Description
A hearty and flavorful Crock Pot Taco Soup recipe that combines ground beef, beans, corn, and spices in a deliciously thickened broth. Perfect for a comforting meal with minimal effort, cooked slowly for deep, rich flavors.
Ingredients
Scale
Main Ingredients
- 1 pound lean ground beef
- 1 can (15 ounces) black beans, drained and rinsed
- 1 can (15 ounces) pinto beans, drained and rinsed
- 1 can (14.5 ounces) petite diced tomatoes, drained
- 1 can (15.25 ounces) sweet corn, drained
- 1 can (10 ounces) green enchilada sauce
- 2 cans (14 ounces each) beef broth or chicken broth
- 1 packet (1 ounce) taco seasoning
- 1 can (6 ounces) tomato paste
Thickening Mixture
- 2 tablespoons cornstarch
- 2 tablespoons water
Instructions
- Brown the Ground Beef: In a large skillet, brown and crumble the lean ground beef over medium heat until fully cooked. Drain the excess grease to keep the soup lean and flavorful. Transfer the cooked beef to a large greased crock pot (7-quart size recommended).
- Add Ingredients to Crock Pot: To the crock pot, add the drained black beans, pinto beans, diced tomatoes, sweet corn, green enchilada sauce, beef or chicken broth, taco seasoning, and tomato paste. Stir all ingredients well to combine evenly. Cover with the lid and set the crock pot to cook on low heat for 3 to 6 hours, allowing flavors to meld.
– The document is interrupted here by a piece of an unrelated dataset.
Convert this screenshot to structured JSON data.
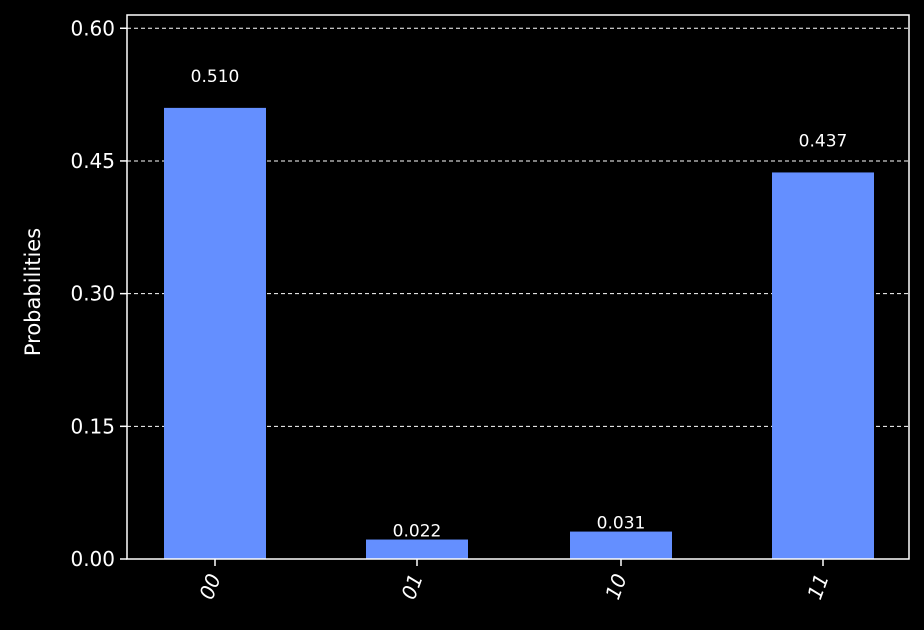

- Prepare and Add Cornstarch Slurry: In a small bowl, mix together the cornstarch and water until smooth to create a slurry. Stir this slurry into the soup inside the crock pot. Cover again with the lid and continue cooking for an additional 30 minutes. This step thickens the soup to the perfect consistency.
- Serve the Soup: Once thickened and heated through, serve the taco soup warm. Complement with optional toppings such as shredded cheese, tortilla strips, and sour cream for a complete, tasty meal. Enjoy your comforting Crock Pot Taco Soup!
Notes
- Use lean ground beef to reduce grease and make the soup healthier.
- If you prefer, substitute beef broth with chicken broth for a lighter flavor.
- The cooking time on low can vary from 3 to 6 hours depending on your crock pot model; the longer it simmers, the better the flavors develop.
- For a spicier kick, add chopped jalapeños or a dash of hot sauce.
- Leftovers can be refrigerated for up to 3 days or frozen for up to 3 months.